Regulators also took another step to help ease investor anxiety when they extended a ban on large-scale asset sales, originally put in place after last summer’s market volatility. The six-month ban was slated to expire Friday.
Despite efforts from China, the damage was done, and had already bled to equity markets worldwide.
The drastic move was triggered in part by further depreciation in China’s currency, the renminbi, which hit a five-month low on Thursday. The move lower echoes fears that surfaced last year after the nation twice devalued its currency, and if it continues, its Asian neighbors could make the same move, which could destabilize emerging markets.
“Despite gradually gaining access to the IMF’s SDR basket, it is clear that Chinese markets are in no state to be called developed, with inexperienced regulatory bodies overseeing unsophisticated investors who seem to be in panic mode,” Joshua Mahony, IG market analyst, said in a note.
He continued by saying the problem now is no one really knows when the pressure will let up.
“No one knows where this rout will stop and as of yet, Chinese regulators have yet to show they can instill confidence in any other way than to install draconian measures that limit the function of free markets,” he said.
China’s Shanghai Composite index closed down 7.04%, while Hong Kong’s Hang Seng tumbled 3.09%, and Japan’s Nikkei shed 2.09%.
European markets extended the selling as commodity stocks came under the most pressure thanks to worries about the effect China’s slower economic growth could have on the industry. In recent action, the Euro Stoxx 50, which tracks large-cap companies in the eurozone, fell 2.30%. Germany’s Dax shed 2.29%, while the French CAC 40 shed 1.72%, and the UK’s FTSE 100 erased 1.96%.
The gloomy outlook for China has been months in the making as investor fears have been on heightened alert since last August when the world took notice of the nation’s slower pace of economic growth.

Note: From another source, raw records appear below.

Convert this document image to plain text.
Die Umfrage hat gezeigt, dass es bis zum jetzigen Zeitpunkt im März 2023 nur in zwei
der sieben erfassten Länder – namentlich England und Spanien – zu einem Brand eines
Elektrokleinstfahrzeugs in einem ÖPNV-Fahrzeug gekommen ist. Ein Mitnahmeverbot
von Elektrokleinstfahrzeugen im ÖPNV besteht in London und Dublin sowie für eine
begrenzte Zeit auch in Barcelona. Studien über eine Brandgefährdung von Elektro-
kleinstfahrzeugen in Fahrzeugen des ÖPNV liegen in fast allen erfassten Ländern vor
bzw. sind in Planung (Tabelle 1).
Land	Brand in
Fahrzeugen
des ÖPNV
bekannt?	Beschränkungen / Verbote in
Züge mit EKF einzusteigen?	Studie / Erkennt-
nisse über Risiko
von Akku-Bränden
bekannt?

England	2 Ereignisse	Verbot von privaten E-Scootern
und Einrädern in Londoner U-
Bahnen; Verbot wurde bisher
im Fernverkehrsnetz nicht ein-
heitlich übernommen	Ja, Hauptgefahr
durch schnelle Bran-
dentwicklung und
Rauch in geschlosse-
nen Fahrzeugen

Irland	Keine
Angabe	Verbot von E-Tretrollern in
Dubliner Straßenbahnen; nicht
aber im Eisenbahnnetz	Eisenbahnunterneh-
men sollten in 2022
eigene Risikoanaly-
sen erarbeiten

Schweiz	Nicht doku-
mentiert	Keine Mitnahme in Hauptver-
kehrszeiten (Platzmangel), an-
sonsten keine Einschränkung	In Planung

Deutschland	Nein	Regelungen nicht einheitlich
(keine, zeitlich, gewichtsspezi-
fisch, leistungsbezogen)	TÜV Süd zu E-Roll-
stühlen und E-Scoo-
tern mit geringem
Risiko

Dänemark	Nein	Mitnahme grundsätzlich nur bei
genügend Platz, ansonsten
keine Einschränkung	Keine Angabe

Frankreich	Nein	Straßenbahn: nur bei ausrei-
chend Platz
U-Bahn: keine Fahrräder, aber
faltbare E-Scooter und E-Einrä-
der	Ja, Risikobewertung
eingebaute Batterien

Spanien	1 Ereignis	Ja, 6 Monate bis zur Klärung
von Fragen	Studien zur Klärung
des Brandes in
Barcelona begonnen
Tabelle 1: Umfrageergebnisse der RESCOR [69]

Earlier this week, China data showed its manufacturing sector recorded its tenth-straight month of contraction, while services slipped nearer to contraction territory. Markets have grappled with what that means for global growth in 2016, and how it will impact investors in the U.S.
Peter Kenny, independent market strategist, said while the moves in the markets have been extreme, they don’t yet suggest running for the exits. He said in a note Thursday that he remains “constructive” on the markets – more than he has been “in months.”
“My optimism rests on two pillars: Domestic economic data and the prospects for better-than-expected corporate earnings,” he said. “I expect a roughly 6% gain by the S&P 500 this year. I also expected an 8% increase in corporate revenues.”
He said while the longer-term outlook is mired in global market turmoil now, the eventual climb to positive performance for the year will take time and patience.
Oil’s Crumble Continues
Oil prices were hammered early in the session as U.S. crude dipped $32.10 a barrel, to its lowest level in more than 12 years. Prices recovered by mid-morning before falling back into negative territory.
West Texas Intermediate crude slid 2.06% to $33.27 a barrel, while Brent, the international benchmark, dropped 1.40% to $33.75 a barrel.
Hitting the commodity especially hard was not only China consumption worries, but persisting supply concerns. Weekly inventory from the U.S. Energy Information Agency on Wednesday showed an unexpected drawdown in stockpiles. On the surface, the data appeared to be a good sign, however, along with the 5.09 million-barrel drawdown in crude supplies, the market saw 6.31 million barrels of distillate stocks and 10.58 million barrels of gasoline stockpiles come onto the market.
“Yesterday’s substantial drawdown of U.S. crude inventories proved insufficient to gain any traction for oil prices and as long as China continues to fall, commodities are likely to do exactly the same,” Mahony said.
As it appeared no place was safe from the widening selloff, traders flocked to safe-haven assets. Gold prices rose 1.48% to $1,108, trading at that level for the first time in two months, and up for the fifth-straight session
Elsewhere in the commodities complex, metals were mixed as silver gained 2.57% to $14.08 an ounce, while copper, generally sensitive to changes in the Chinese economy, stumbled 3.16% to $2.02 a pound.